My mother’s kitchen opened into our family room, long before such floor plans became the rage. Our lives revolved around that space and the rhythms of the Greek Orthodox year. The large counter wound around with soft, cushioned stools for spectators who could listen to Pavarotti or the Cubs while basking in the enticing scents of fresh baked bread or cinnamon, nuts and butter emanating from the double ovens in perpetual use. Rarely did we just watch; we rolled and mixed and measured. We offered our contributions for a taste of what was to come, so often inspired by tradition – Tsoureki, Greek sweet bread for Easter, Tiropita for the New Year, and pastries anytime. For my family, food – the preparing, the savoring, the sharing – nurtured connection.
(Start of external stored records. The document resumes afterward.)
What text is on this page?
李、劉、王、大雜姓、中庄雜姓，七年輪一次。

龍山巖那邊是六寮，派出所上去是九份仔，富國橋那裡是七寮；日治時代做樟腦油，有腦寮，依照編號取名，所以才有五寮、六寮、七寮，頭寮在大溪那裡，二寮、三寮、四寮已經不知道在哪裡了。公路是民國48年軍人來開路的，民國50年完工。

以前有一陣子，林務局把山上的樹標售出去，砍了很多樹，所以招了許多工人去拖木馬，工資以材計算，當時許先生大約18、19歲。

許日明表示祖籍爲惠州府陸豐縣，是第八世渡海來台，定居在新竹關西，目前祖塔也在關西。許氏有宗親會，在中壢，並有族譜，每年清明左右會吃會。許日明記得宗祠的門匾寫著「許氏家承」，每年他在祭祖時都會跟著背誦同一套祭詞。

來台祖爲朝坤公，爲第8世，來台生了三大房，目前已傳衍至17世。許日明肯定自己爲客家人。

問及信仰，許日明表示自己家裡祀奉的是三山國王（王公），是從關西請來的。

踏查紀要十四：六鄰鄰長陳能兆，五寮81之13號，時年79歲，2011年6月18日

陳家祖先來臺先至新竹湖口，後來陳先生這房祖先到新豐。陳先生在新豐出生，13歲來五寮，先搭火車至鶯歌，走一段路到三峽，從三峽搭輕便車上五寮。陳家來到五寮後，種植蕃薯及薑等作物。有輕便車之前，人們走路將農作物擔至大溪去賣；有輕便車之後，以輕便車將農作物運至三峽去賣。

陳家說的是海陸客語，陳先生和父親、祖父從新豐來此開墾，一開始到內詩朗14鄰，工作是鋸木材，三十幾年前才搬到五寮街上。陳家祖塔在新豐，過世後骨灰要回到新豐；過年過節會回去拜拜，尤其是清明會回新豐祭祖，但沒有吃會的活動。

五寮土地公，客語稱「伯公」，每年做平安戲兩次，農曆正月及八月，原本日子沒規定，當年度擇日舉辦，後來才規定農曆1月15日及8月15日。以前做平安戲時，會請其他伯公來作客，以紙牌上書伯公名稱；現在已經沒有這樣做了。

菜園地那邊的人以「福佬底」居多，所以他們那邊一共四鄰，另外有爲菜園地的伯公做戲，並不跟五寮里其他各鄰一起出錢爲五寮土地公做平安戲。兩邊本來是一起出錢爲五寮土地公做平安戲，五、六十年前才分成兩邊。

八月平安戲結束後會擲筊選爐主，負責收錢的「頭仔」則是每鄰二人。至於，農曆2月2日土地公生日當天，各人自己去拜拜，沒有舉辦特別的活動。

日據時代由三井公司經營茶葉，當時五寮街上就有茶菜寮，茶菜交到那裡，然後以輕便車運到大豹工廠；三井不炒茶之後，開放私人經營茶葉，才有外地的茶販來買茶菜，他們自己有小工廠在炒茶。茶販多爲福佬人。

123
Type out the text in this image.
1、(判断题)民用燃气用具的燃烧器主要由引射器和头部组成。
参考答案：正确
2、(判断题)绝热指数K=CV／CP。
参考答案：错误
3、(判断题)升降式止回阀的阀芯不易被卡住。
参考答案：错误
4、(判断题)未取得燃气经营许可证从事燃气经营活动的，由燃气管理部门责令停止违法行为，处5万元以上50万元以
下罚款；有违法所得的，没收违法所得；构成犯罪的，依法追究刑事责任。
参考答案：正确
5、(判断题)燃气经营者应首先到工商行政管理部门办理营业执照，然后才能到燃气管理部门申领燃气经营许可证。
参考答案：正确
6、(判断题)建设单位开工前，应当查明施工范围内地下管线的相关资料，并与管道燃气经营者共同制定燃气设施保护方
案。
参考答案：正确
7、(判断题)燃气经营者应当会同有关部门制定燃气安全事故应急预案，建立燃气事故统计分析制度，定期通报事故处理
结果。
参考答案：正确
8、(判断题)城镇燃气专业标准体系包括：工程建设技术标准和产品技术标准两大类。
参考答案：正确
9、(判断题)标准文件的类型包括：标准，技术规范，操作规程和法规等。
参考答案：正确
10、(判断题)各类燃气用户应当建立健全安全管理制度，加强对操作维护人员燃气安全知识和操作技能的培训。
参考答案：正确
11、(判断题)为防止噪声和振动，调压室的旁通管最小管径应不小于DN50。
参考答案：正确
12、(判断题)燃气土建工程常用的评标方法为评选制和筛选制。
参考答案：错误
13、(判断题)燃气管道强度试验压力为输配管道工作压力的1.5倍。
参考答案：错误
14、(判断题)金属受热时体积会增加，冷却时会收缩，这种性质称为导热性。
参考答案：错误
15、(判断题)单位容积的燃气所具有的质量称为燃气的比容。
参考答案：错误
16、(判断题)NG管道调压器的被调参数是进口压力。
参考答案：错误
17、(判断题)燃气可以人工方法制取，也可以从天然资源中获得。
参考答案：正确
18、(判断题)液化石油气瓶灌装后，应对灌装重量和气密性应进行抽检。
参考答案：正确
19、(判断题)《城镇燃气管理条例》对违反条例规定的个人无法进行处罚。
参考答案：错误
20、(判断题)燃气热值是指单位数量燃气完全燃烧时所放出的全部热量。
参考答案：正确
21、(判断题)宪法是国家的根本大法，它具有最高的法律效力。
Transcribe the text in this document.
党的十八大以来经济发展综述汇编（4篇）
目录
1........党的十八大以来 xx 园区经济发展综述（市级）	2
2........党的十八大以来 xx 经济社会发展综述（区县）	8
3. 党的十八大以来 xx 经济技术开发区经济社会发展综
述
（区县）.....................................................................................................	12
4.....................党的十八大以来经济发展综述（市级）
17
The kitchen housed the balance of my parents’ relationship. My mother cooked and baked and my father cleaned and ate. Together, they mastered a dance that filled our hearts and our stomachs. My mother would begin, melting butter, sifting flour, grinding nuts. My father would follow behind, cleaning everything by hand so my mother wouldn’t have to. He used to tease that it was her walk that first attracted him over sixty years ago when she worked in my grandparents’ restaurant. For forty-two years, he followed that walk in every kitchen with a sense of thanksgiving and joy, which we knew went far deeper than butter and flour.

Growing up, I marked my progression through the recipes I could master, singular feats that took years to perfect. When she announced, “Better than mine,” my heart leapt. From scratch biscuits to sour cream coffee cake, my offerings when I came from Chicago to visit taught me the fullness of giving back. Married and with a home and family of my own, when I make each batch of Baklava or her signature Kourembiethes, (almond butter cookies covered in powdered sugar that our Minnesota-born son affectionately calls snow cookies), my kitchen becomes hers.

From holidays to Sunday lunches and weekday dinners, our family gathered at the table where we shared more than a meal. We shared our lives. Conversations stretched for hours until consideration of the next meal would be upon us. With our sons, those conversations have continued around our own dining room table, filled with familiar feasts, keeping those links to our loved ones and connections with each other alive and thriving.

In my mother’s final hours in hospice, she was at once with me in that beautiful, little room and in our family home surrounded by her loved ones who had passed on before her. And of course, there was food. Her oldest sister stood before her holding a tray of Koulouria, Greek butter cookies of which there are as many recipes as villages. “Your Yiayia Melpo’s recipe,” she said when I asked which ones, “The cakey ones with a touch of orange.” One of our last conversations would connect family and food.

For her first memorial service, I made trays of Koulouria, the cakey kind.

Running my fingers over stain-splattered cookbooks marked with her elegant script eased my grief. In the kitchen, she was with me. Through layering phyllo dough, toasting almonds or browning butter to just the right point, we stay connected. To this day, that smell of melting butter brings me right back to my mother’s kitchen, to her, to home. Her recipes taught me more than feeding a family, they taught me how to nurture it by sharing her gift. From trays of Trigona, flaky triangles of phyllo dough filled with butter and feta cheese (kept in the freezer just in case), to batches of Pixemathia, Greek biscotti, sent to fraternity houses and dorm rooms in Nebraska and Texas, her love extends through my hand.